Lark Mason, president, and Ben Turk Tolub, vice-president, iGavel
www.igavel.com
Founded in 2003
Nine employees
$6.5 million in revenues in 2005
Niche: Fine art auctions
New service: Mason and Tolub, former employees at Sothebys.com, are bringing the art and antique community into the digital age with a site where savvy collectors can purchase guaranteed high-end fine art and antiques. Unlike eBay, only trusted sellers in the art community are permitted to put items up for auction.
How the company did it: While Mason, a regular appraiser on PBS’s Antiques Roadshow, provided the company’s business expertise, Tolub applied his technical knowledge to building the site’s functionality. “What we’re finding now are a lot of experienced sellers who really know the art and antiques market [but] never got into the computer side of things. It’s all about making it easy for those people to get online,” says Tolub. iGavel operates on AuctionAnything.com, an auction software provider, and a custom Filemaker Pro database, which manages pre- and post-auction transactions. In all, the pair spent about $50,000 of their personal savings and thousands of hours getting the company off the ground.

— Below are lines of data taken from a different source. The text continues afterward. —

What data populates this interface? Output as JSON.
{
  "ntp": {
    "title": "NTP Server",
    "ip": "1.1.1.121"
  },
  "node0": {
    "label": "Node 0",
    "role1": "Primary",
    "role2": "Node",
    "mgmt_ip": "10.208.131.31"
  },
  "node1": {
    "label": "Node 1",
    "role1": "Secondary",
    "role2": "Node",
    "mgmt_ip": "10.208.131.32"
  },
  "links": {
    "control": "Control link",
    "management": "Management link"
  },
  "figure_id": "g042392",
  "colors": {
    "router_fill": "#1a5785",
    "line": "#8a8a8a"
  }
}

Bradley Inman, founder and CEO, Turnhere.com
www.turnhere.com
Founded in 2005
18 employees
Estimated $1.5 million in revenues in 2006
Niche: Advertising/travel information
New service: The ads on the advertising/travel information hybrid site double as video highlights of the people, places, and businesses that make particular cities unique, giving local merchants affordable access to tourists planning trips.

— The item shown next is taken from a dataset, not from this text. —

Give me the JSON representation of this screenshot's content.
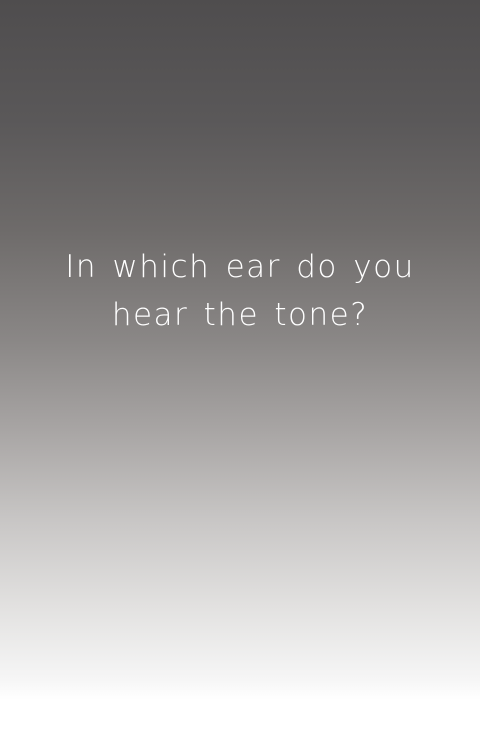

How the company did it: “We saw the migration of advertisers to the Internet as soon as bandwidth improved and production costs came down,” says Inman. “All of a sudden you were in a position to create a TV-quality ad with Internet distribution.” Inman focused on content, paying about 2,000 independent filmmakers for quality, two-minute videos. He also spent about $1 million of his personal savings to hire the programmers who built the site, consult a marketing/branding team, and conduct a focus group to understand how consumers approach Internet video.
Robert McLemore, founder, director, and president, HouseRaising
www.houseraising.com
Founded in 1999
35 employees
$500,000 in revenues in 2005
Niche: Home construction project management
New service: McLemore’s site provides homebuilders and clients with an online meeting place equipped with automated problem-solving tools for managing the construction of a home from start to finish.
How the company did it: McLemore had built custom homes for more than 40 years and felt he knew the challenges of bringing together investors, vendors, and builders to meet a buyer’s goals. McLemore had to program 1,269 problem scenarios into his database to create an efficient and practical home planning software. To build the site, McLemore employed a software development company, LearnBytes, which HouseRaising ended up acquiring completely. The labor-intensive development process took six years and $5 million of McLemore’s personal finances.
Anne Afshari and Laura Hagler, directors and owners, Exclusively RNs
www.exclusivelyrns.com
Founded in 2002
29 employees
$140,000 in revenues in 2005; estimated $200,000 in 2006
Niche: Health-care advice for women
New service: Noticing that the doctors in their birth center spent an inordinate amount of time on the phone giving routine advice to pregnant women, Anne Afshari and Laura Hagler created a business that charges doctors and midwives a monthly fee for answering calls and giving OB/GYN-trained advice around the clock to nervous moms-to-be.
How the company did it: After struggling with a clunky voicemail system, the entrepreneurs discovered a virtual phone routing platform that allowed them to hire work-from-home nurses around the country. “Virtual PBX provided all the features we needed to continue to expand and create, for about $600 a month,” says Afshari.